You are assuming a "nothing" before, and positively asserting that it's impossible to have such fluctuations from "nothing". That isn't addressed in the article, so would be a new theory by you. Yet you are expecting others to prove your theory for you.

You are correct, I am relying on ex nihilo nihil fit (nothing comes from nothing). To get around this, the theory in question changes the definition of nothing to be a quantum vacuum, which is already something. So, yes, if we can change the definition of nothing, then anything is possible, include division by zero.

Comment Re:Before the Big Bang (Score 1) 429

"before the big bang"

What do you mean by "before"? Don't we have to face the possibility that there may be certain properties of existence that are impossible for us to even ask about, never mind understand.
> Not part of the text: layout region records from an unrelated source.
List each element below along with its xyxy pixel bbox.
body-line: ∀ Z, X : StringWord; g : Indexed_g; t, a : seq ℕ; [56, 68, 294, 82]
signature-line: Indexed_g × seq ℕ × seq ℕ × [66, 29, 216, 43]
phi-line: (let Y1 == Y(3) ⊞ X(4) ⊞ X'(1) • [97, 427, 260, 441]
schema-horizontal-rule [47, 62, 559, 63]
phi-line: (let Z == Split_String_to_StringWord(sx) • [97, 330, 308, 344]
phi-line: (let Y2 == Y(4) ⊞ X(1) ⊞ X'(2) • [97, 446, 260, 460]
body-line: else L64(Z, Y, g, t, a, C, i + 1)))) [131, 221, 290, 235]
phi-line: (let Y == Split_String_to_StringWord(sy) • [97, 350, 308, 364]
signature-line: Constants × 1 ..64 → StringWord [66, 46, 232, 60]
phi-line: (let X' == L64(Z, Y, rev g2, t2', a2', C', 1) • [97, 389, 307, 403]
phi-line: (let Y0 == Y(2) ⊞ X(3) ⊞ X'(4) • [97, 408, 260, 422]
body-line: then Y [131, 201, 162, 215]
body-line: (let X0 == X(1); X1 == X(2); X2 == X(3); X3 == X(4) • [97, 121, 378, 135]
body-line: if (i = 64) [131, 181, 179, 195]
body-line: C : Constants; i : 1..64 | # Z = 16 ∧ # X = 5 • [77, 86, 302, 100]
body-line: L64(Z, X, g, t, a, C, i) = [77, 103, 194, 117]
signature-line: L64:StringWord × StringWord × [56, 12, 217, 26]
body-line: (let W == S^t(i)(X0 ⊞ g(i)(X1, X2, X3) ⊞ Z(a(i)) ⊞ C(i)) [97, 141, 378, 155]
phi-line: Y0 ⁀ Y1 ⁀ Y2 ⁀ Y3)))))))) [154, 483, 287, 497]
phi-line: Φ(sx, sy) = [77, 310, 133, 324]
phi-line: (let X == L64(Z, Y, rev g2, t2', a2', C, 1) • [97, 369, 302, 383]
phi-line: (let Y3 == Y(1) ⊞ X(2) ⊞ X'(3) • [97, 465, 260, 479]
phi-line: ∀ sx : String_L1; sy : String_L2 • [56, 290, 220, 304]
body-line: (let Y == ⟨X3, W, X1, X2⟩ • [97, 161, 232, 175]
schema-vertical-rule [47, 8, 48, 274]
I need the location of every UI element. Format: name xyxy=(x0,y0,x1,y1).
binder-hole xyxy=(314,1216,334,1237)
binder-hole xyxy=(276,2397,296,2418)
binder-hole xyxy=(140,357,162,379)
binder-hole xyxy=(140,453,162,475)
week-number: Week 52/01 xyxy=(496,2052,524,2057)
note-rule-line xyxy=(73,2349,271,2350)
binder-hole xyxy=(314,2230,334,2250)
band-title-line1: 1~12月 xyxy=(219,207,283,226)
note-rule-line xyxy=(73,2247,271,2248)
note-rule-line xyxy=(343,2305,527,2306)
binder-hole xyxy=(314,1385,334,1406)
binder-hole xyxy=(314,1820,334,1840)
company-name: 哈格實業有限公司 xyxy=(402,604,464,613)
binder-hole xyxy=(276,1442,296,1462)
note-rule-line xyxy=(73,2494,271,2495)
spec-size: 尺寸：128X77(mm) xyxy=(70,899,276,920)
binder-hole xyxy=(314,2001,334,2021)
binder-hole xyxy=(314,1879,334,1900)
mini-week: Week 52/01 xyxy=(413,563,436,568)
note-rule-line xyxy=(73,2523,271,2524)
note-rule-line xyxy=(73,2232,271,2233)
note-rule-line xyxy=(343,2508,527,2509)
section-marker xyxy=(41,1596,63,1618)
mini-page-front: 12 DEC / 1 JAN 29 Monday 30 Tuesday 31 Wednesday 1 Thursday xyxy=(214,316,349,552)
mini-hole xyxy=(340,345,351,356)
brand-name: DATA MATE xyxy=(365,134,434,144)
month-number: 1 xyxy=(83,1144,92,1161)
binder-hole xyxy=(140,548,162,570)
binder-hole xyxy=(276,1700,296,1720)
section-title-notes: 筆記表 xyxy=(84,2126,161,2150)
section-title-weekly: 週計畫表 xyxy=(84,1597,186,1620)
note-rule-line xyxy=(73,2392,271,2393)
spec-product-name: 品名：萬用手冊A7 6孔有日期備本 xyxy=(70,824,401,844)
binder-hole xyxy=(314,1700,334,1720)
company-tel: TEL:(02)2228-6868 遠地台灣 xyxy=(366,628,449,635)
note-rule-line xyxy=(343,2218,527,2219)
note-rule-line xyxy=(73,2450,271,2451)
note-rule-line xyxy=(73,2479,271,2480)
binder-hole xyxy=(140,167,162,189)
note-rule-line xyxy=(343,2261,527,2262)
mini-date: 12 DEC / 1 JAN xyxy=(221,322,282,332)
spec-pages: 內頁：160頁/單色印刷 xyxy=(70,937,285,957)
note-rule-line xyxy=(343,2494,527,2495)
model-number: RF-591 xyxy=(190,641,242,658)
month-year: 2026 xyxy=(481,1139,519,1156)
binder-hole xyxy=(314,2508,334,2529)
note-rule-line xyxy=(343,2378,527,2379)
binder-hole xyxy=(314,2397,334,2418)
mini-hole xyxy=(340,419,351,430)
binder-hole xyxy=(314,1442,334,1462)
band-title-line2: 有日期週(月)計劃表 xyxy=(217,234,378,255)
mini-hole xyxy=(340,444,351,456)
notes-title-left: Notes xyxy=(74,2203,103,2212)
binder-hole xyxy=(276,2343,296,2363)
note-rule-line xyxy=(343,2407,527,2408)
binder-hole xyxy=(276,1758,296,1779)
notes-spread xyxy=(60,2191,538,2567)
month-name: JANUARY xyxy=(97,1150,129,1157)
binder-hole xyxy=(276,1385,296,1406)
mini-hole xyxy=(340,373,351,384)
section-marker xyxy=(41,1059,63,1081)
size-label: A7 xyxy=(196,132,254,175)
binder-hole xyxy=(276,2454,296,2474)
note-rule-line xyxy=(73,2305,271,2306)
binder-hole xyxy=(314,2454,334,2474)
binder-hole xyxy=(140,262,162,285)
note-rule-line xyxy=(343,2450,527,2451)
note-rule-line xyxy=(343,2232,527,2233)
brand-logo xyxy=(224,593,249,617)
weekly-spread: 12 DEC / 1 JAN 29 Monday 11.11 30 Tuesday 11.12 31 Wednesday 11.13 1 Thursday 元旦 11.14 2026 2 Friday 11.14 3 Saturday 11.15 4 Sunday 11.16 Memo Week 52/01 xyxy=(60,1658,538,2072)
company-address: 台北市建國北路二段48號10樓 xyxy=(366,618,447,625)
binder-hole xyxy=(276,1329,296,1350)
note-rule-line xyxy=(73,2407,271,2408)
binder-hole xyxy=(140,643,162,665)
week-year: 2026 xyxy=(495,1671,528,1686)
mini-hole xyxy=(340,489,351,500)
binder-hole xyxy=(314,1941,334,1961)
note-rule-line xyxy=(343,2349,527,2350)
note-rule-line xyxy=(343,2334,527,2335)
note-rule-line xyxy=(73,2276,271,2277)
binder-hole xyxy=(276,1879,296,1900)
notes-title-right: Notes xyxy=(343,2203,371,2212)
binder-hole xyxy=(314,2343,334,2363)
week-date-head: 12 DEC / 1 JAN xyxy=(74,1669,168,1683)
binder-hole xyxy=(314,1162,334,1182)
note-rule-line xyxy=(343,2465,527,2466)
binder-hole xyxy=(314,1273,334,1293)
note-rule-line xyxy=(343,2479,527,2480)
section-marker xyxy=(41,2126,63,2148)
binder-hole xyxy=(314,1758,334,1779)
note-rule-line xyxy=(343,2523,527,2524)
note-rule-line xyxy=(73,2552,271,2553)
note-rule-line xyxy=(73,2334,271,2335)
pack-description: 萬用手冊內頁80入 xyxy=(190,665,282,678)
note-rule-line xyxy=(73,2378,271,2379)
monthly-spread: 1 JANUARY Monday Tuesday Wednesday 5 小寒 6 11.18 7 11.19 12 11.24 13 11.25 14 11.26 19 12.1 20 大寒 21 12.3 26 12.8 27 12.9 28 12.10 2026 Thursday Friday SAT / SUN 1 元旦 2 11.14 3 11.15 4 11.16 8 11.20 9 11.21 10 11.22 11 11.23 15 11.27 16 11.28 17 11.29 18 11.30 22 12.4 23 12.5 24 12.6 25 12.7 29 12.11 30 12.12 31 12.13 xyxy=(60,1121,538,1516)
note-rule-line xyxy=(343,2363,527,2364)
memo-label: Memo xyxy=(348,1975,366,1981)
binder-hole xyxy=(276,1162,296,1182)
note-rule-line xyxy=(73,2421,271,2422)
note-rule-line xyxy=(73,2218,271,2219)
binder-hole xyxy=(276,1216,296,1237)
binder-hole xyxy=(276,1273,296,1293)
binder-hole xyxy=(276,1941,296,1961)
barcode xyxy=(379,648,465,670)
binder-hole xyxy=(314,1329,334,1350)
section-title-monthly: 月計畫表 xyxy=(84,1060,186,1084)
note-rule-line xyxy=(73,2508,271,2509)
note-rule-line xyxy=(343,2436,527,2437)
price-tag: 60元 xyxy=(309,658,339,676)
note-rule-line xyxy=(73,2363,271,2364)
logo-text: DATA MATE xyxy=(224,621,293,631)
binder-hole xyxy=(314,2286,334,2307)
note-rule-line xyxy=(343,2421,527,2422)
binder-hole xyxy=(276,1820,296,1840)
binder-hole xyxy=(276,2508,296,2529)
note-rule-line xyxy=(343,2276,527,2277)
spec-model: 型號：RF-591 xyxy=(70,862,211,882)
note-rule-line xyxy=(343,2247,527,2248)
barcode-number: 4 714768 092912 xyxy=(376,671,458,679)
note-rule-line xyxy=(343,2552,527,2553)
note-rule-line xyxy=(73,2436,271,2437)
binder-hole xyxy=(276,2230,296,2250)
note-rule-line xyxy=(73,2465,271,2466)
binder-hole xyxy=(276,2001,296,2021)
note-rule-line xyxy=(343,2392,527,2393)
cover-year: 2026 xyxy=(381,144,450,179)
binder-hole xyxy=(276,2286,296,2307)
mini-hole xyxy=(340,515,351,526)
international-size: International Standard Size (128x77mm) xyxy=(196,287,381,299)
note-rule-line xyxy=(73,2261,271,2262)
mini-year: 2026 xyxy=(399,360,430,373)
Perhaps the only choice is God or ignorance. The only certainty is that I don't know.

Trying to leave religion out of it. The article states that spontaneous quantum fluctuations could have created the big bang. I am only asking that if there needed to be something that existed that allowed these spontaneous quantum fluctuations to occur that then led to the big bang, then maybe the big bang wasn't the start of the universe and/or time.